The tidal power industry in Maine and Nova Scotia should be working closely together to answer environmental questions, an energy forum heard Thursday in Halifax.
John Ferland, director of project development with Ocean Renewable Power Co., said a regional approach would save money and help the industry develop.
“There’s a great opportunity to take the research infrastructure and expertise, and project focus, that exists in Nova Scotia and align it with what we’re doing in Maine, and vice versa,” he said during an international panel on tidal energy development.
Ocean Renewable, based in Portland, Maine, expects to become the first commercial tidal power producer in the United States later this year. Its project in Cobscook Bay, at the mouth of the Bay of Fundy near the Canada-U.S. border, is slated to begin supplying electricity to Bangor Hydro Electric Co. starting in October.
The company is putting a single 150-kilowatt turbine in the water this year and plans to add additional ones starting next year.

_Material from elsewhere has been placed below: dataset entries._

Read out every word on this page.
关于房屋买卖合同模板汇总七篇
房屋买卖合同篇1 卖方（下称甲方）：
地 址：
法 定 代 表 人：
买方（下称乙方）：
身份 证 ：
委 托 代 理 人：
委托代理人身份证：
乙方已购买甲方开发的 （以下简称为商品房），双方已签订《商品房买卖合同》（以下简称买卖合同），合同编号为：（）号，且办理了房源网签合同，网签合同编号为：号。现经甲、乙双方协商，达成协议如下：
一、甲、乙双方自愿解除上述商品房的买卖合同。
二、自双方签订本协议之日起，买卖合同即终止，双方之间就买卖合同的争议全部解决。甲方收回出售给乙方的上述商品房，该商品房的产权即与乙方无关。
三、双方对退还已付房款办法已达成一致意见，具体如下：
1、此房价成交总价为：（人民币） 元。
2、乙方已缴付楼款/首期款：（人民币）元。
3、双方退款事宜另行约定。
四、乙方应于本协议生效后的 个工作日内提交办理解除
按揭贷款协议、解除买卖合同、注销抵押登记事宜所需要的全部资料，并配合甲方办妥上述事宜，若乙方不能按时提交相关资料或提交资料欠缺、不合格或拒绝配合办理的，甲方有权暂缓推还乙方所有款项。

Ferland said the two countries should be sharing the results of environmental studies on the Bay of Fundy ecosystem instead of duplicating research.
“The fish are no different. The mammals are no different,” he said. “In fact, I think the mammals we would count would probably be the same mammals that get counted in (Nova Scotia).”
The Ocean Renewable director said the developers on this side of the border can learn from the American company’s experience with the federal and state regulatory process.
For instance, publishing the results of environmental studies sooner could make it easier to get projects approved, Ferland said.
“There’s equipment going into the water, policies being set, projects in the planning stage and research data being collected. But when a regulator goes to the literature, it’s not quite there. We’ve got to move that along at a quicker pace.”
Ocean Renewable already has as strategic partnership with Westport-based Fundy Tidal Inc., which has proposed several small-scale tidal projects in Digby Neck and Cape Breton as part of Nova Scotia’s community feed-in tariff program.
Fundy Tidal founder Dana Morin said he supports more regional co-operation in environmental research but isn’t sure how that would mesh with various regulators in two countries.
“If we didn’t have to redo those works in different jurisdictions when we are that similar, it would be very helpful,” said the Nova Scotia company’s director of business development.
“Just divvy up the work, shine and excel at what we do best, and share that.”